Fox Jay W, Ma Li, Nelson Kristina, Sherman Nicholas E, Serrano Solange M T
Department of Microbiology, University of Virginia, P.O. Box 800734, Charlottesville VA 22908-0734, USA.
Toxicon. 2006 May;47(6):700-14. doi: 10.1016/j.toxicon.2006.01.022. Epub 2006 Mar 30.

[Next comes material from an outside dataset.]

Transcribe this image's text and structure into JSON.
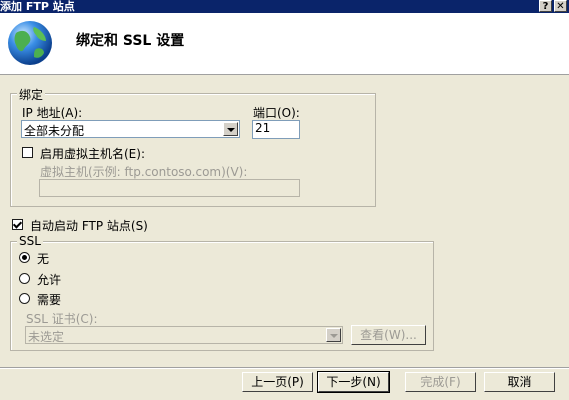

In a sense, the field of snake venom proteomics has been under investigation since the very earliest biochemical studies where it was soon recognized that venoms are comprised of complex mixtures of bioactive molecules, most of which are proteins. Only with the re-emergence of 2D polyacrylamide gel electrophoresis (2D PAGE) and the recent developments in mass spectrometry for the identification/characterization of proteins coupled with venom gland transcriptomes has the field of snake venom proteomics began to flourish and provide exciting insights into the protein composition of venoms and subsequently their pathological activities. In this manuscript we will briefly discuss the state of snake venom proteomics followed by the presentation of several straightforward experiments designed to explore approaches to investigating venom proteomics. The first set of experiments used 1D gel electrophoresis (1D PAGE) of Crotalus atrox venom followed by slice-by-slice analysis of the proteins using liquid chromatography/mass spectrometry/mass spectrometry (LC/MS/MS). In the second set of experiments, C. atrox and Bothrops jararaca venoms were subjected to in-solution digestion followed by Fourier transform ion cyclotron resonance (FTICR) LC/MS/MS. The peptide ion-maps of these venoms were compared along with the proteins identified. In addition, the results were compared to the results observed from the 1D PAGE approach. From these studies it is clear that sample de-complexation/fractionation before mass spectrometry is still the best approach for maximum proteome coverage. Furthermore, comparison of venom proteomes based on tryptic peptide identities between the proteomes is not particularly effective since there does not appear to be a sufficient number of such identical peptides, derived from related proteins, present in venoms. Finally, as has previously been recognized without either better databases of venom protein sequences or facile and rapid de novo sequencing technologies for mass spectrometry, snake venom proteome investigation will remain a laborious task.
从某种意义上说,自最早的生化研究以来,蛇毒蛋白质组学领域就一直在进行研究。在这些早期研究中,人们很快就认识到毒液是由生物活性分子的复杂混合物组成,其中大部分是蛋白质。直到二维聚丙烯酰胺凝胶电泳(2D PAGE)重新出现,以及最近用于蛋白质鉴定/表征的质谱技术与毒腺转录组学相结合,蛇毒蛋白质组学领域才开始蓬勃发展,并为毒液的蛋白质组成及其随后的病理活性提供了令人兴奋的见解。在本手稿中,我们将简要讨论蛇毒蛋白质组学的现状,然后介绍几个简单的实验,旨在探索研究毒液蛋白质组学的方法。第一组实验对西部菱斑响尾蛇毒液进行一维凝胶电泳(1D PAGE),然后使用液相色谱/质谱/质谱(LC/MS/MS)对蛋白质进行逐片分析。在第二组实验中,对西部菱斑响尾蛇和巴西矛头蝮毒液进行溶液内消化,然后进行傅里叶变换离子回旋共振(FTICR)LC/MS/MS。将这些毒液的肽离子图谱与鉴定出的蛋白质进行比较。此外,还将结果与一维凝胶电泳方法得到的结果进行比较。从这些研究中可以清楚地看出,质谱分析前的样品去复合/分级分离仍然是实现最大蛋白质组覆盖的最佳方法。此外,基于蛋白质组之间胰蛋白酶肽同一性的毒液蛋白质组比较并不是特别有效,因为毒液中似乎没有足够数量的源自相关蛋白质的此类相同肽。最后,正如之前所认识到的,如果没有更好的毒液蛋白质序列数据库,也没有用于质谱分析的简便快速的从头测序技术,蛇毒蛋白质组研究仍将是一项艰巨的任务。